The Precious Belonging

by Chandra Sundeep
4.2K views

Knock knock

“Who’s there?”

No one responded

Knock-knock-knock

Coming…coming what makes people so impatient that they can’t even wait for two minutes? Riva whimpered to herself as she opened the door. Seldom did she know that the next ten minutes would change her life forever?

She peeped through the eye-hole and jerked in horror. On the other side stood a man, glaring at her. “Who is it?” she hollered, only to be met with more furious knocks. Her hand reached the doorknob, but she stopped on remembering the conversation she had the other day with her old neighbour, Batliwala aunty.

“Deekra,” the matriarch had stopped Reva while she was on her evening stroll, “strange men are knocking on doors. The other day, I had an unknown visitor, and he stole my precious belongings.”

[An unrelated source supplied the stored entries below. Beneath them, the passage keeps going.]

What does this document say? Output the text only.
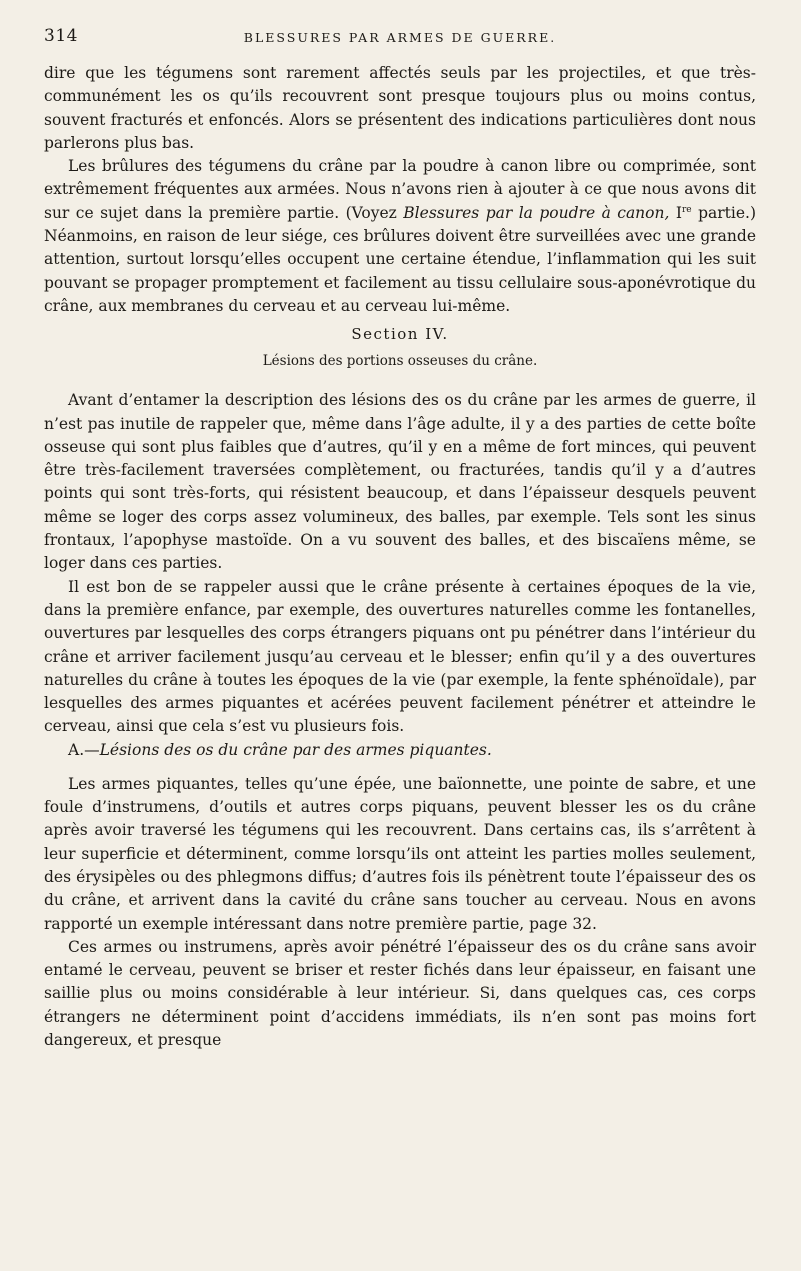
314	BLESSURES PAR ARMES DE GUERRE.

dire que les tégumens sont rarement affectés seuls par les projectiles, et que très-communément les os qu’ils recouvrent sont presque toujours plus ou moins contus, souvent fracturés et enfoncés. Alors se présentent des indications particulières dont nous parlerons plus bas.

Les brûlures des tégumens du crâne par la poudre à canon libre ou comprimée, sont extrêmement fréquentes aux armées. Nous n’avons rien à ajouter à ce que nous avons dit sur ce sujet dans la première partie. (Voyez Blessures par la poudre à canon, Ire partie.) Néanmoins, en raison de leur siége, ces brûlures doivent être surveillées avec une grande attention, surtout lorsqu’elles occupent une certaine étendue, l’inflammation qui les suit pouvant se propager promptement et facilement au tissu cellulaire sous-aponévrotique du crâne, aux membranes du cerveau et au cerveau lui-même.

Section IV.
Lésions des portions osseuses du crâne.

Avant d’entamer la description des lésions des os du crâne par les armes de guerre, il n’est pas inutile de rappeler que, même dans l’âge adulte, il y a des parties de cette boîte osseuse qui sont plus faibles que d’autres, qu’il y en a même de fort minces, qui peuvent être très-facilement traversées complètement, ou fracturées, tandis qu’il y a d’autres points qui sont très-forts, qui résistent beaucoup, et dans l’épaisseur desquels peuvent même se loger des corps assez volumineux, des balles, par exemple. Tels sont les sinus frontaux, l’apophyse mastoïde. On a vu souvent des balles, et des biscaïens même, se loger dans ces parties.

Il est bon de se rappeler aussi que le crâne présente à certaines époques de la vie, dans la première enfance, par exemple, des ouvertures naturelles comme les fontanelles, ouvertures par lesquelles des corps étrangers piquans ont pu pénétrer dans l’intérieur du crâne et arriver facilement jusqu’au cerveau et le blesser; enfin qu’il y a des ouvertures naturelles du crâne à toutes les époques de la vie (par exemple, la fente sphénoïdale), par lesquelles des armes piquantes et acérées peuvent facilement pénétrer et atteindre le cerveau, ainsi que cela s’est vu plusieurs fois.

A.—Lésions des os du crâne par des armes piquantes.

Les armes piquantes, telles qu’une épée, une baïonnette, une pointe de sabre, et une foule d’instrumens, d’outils et autres corps piquans, peuvent blesser les os du crâne après avoir traversé les tégumens qui les recouvrent. Dans certains cas, ils s’arrêtent à leur superficie et déterminent, comme lorsqu’ils ont atteint les parties molles seulement, des érysipèles ou des phlegmons diffus; d’autres fois ils pénètrent toute l’épaisseur des os du crâne, et arrivent dans la cavité du crâne sans toucher au cerveau. Nous en avons rapporté un exemple intéressant dans notre première partie, page 32.

Ces armes ou instrumens, après avoir pénétré l’épaisseur des os du crâne sans avoir entamé le cerveau, peuvent se briser et rester fichés dans leur épaisseur, en faisant une saillie plus ou moins considérable à leur intérieur. Si, dans quelques cas, ces corps étrangers ne déterminent point d’accidens immédiats, ils n’en sont pas moins fort dangereux, et presque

“Oh, Aunty! Did you file a complaint?”

“Chi-chi, how to complain!? He stole my panties, Deekra!” Before Reva could ask for more details, aunty walked away to join a group of ladies her age.

Reva chuckled at the memory. Oh! I’m sure panty thieves don’t knock. Let me grab something just for safety’s sake. She ran to the kitchen and grabbed a broom. By then, the knocks had grown loud enough to awake all the residents of the building.

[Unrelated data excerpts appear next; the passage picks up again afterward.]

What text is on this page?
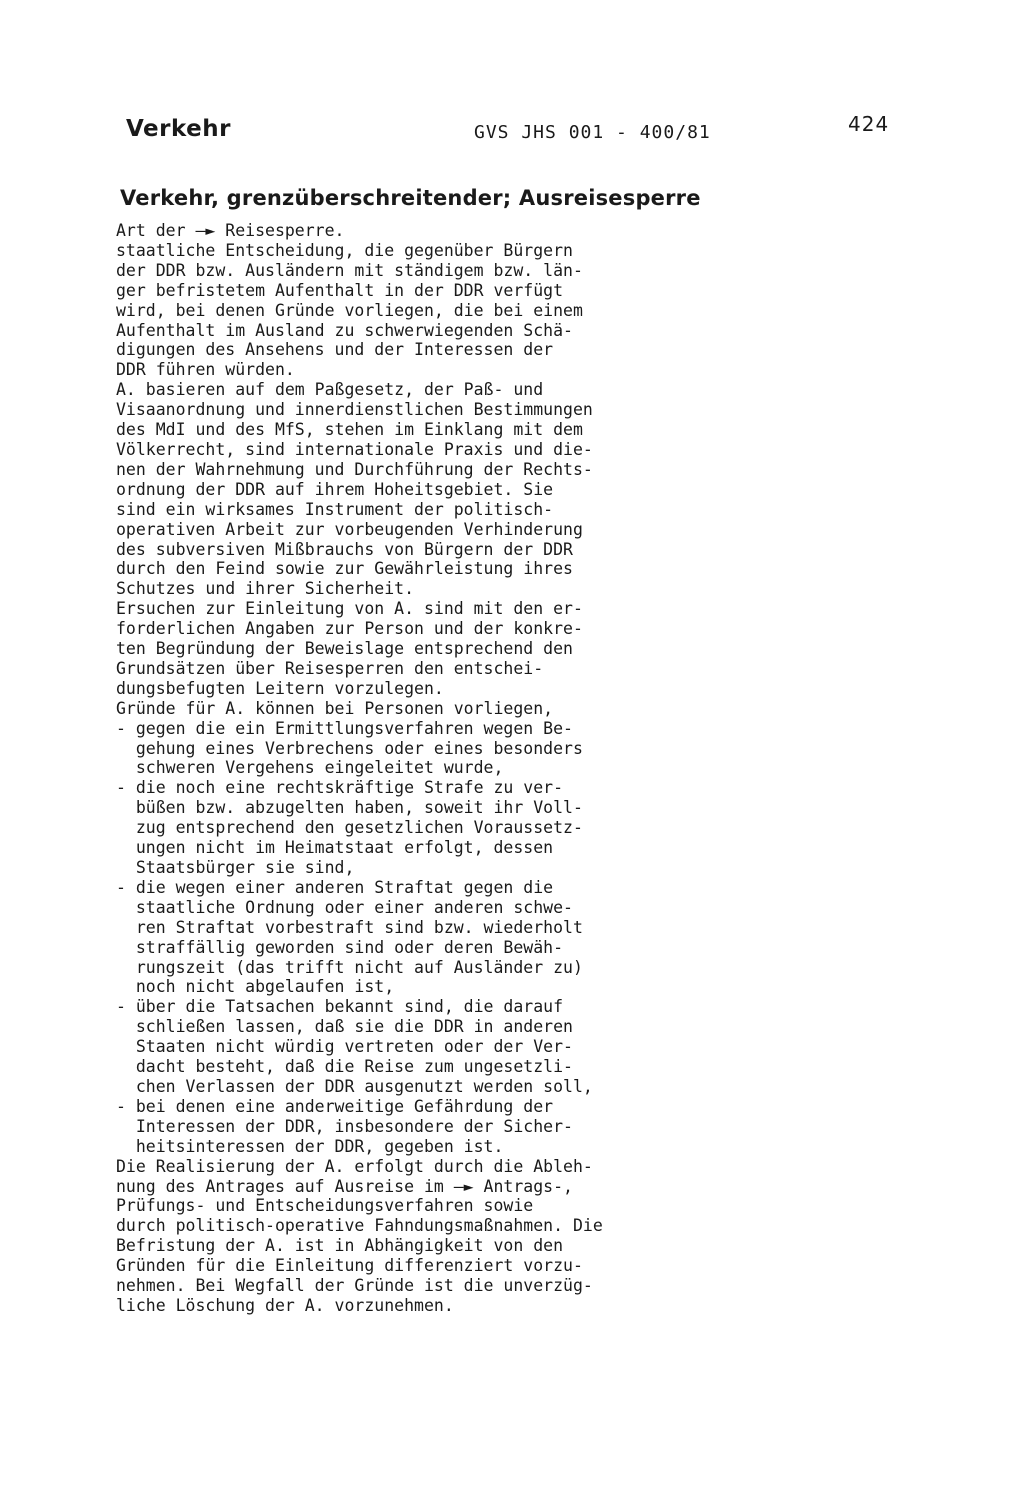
Verkehr	GVS JHS 001 - 400/81	424
Verkehr, grenzüberschreitender; Ausreisesperre
Art der —► Reisesperre.
staatliche Entscheidung, die gegenüber Bürgern
der DDR bzw. Ausländern mit ständigem bzw. län-
ger befristetem Aufenthalt in der DDR verfügt
wird, bei denen Gründe vorliegen, die bei einem
Aufenthalt im Ausland zu schwerwiegenden Schä-
digungen des Ansehens und der Interessen der
DDR führen würden.
A. basieren auf dem Paßgesetz, der Paß- und
Visaanordnung und innerdienstlichen Bestimmungen
des MdI und des MfS, stehen im Einklang mit dem
Völkerrecht, sind internationale Praxis und die-
nen der Wahrnehmung und Durchführung der Rechts-
ordnung der DDR auf ihrem Hoheitsgebiet. Sie
sind ein wirksames Instrument der politisch-
operativen Arbeit zur vorbeugenden Verhinderung
des subversiven Mißbrauchs von Bürgern der DDR
durch den Feind sowie zur Gewährleistung ihres
Schutzes und ihrer Sicherheit.
Ersuchen zur Einleitung von A. sind mit den er-
forderlichen Angaben zur Person und der konkre-
ten Begründung der Beweislage entsprechend den
Grundsätzen über Reisesperren den entschei-
dungsbefugten Leitern vorzulegen.
Gründe für A. können bei Personen vorliegen,
- gegen die ein Ermittlungsverfahren wegen Be-
gehung eines Verbrechens oder eines besonders
schweren Vergehens eingeleitet wurde,
- die noch eine rechtskräftige Strafe zu ver-
büßen bzw. abzugelten haben, soweit ihr Voll-
zug entsprechend den gesetzlichen Voraussetz-
ungen nicht im Heimatstaat erfolgt, dessen
Staatsbürger sie sind,
- die wegen einer anderen Straftat gegen die
staatliche Ordnung oder einer anderen schwe-
ren Straftat vorbestraft sind bzw. wiederholt
straffällig geworden sind oder deren Bewäh-
rungszeit (das trifft nicht auf Ausländer zu)
noch nicht abgelaufen ist,
- über die Tatsachen bekannt sind, die darauf
schließen lassen, daß sie die DDR in anderen
Staaten nicht würdig vertreten oder der Ver-
dacht besteht, daß die Reise zum ungesetzli-
chen Verlassen der DDR ausgenutzt werden soll,
- bei denen eine anderweitige Gefährdung der
Interessen der DDR, insbesondere der Sicher-
heitsinteressen der DDR, gegeben ist.
Die Realisierung der A. erfolgt durch die Ableh-
nung des Antrages auf Ausreise im —► Antrags-,
Prüfungs- und Entscheidungsverfahren sowie
durch politisch-operative Fahndungsmaßnahmen. Die
Befristung der A. ist in Abhängigkeit von den
Gründen für die Einleitung differenziert vorzu-
nehmen. Bei Wegfall der Gründe ist die unverzüg-
liche Löschung der A. vorzunehmen.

With trembling hands, she twisted open the doorknob. The visitor’s presence was both shocking and amusing.

Reva’s eyes ran across his scrawny frame. Dressed in tattered clothes, he looked as if he hadn’t shaved or bathed in days. Looks more like a beggar than a robber! Reva’s lips curled up in a mocking grin. “What do you want? Bloody shameless beggar!”

“Madam, I’m not here to ask but to give.”

Reva’s eyes popped out in horror as the surly man pointed to a huge garbage packet sitting on her cane swing. She trembled, imagining it to be a bomb. “I’ll call the p-p-police.”

“Please do, madam. It’s yours, and not a bomb.”

“What nonsense? It’s not mine.”

“The address on the bills inside proves otherwise. You might be rich, but you lack common sense. And I’m not a beggar, but a sweeper.”

Reva’s body burnt with shame, as she remembered last night’s reverie. After a lovely time with her friends, they had dumped the left-overs in the forest area.

The man walked away, leaving Reva alone with her precious belonging.

 

I wrote this short story on the spot, for a “Meet, Greet and Write” event organized by Beyond the Box. They declared it as the winning entry.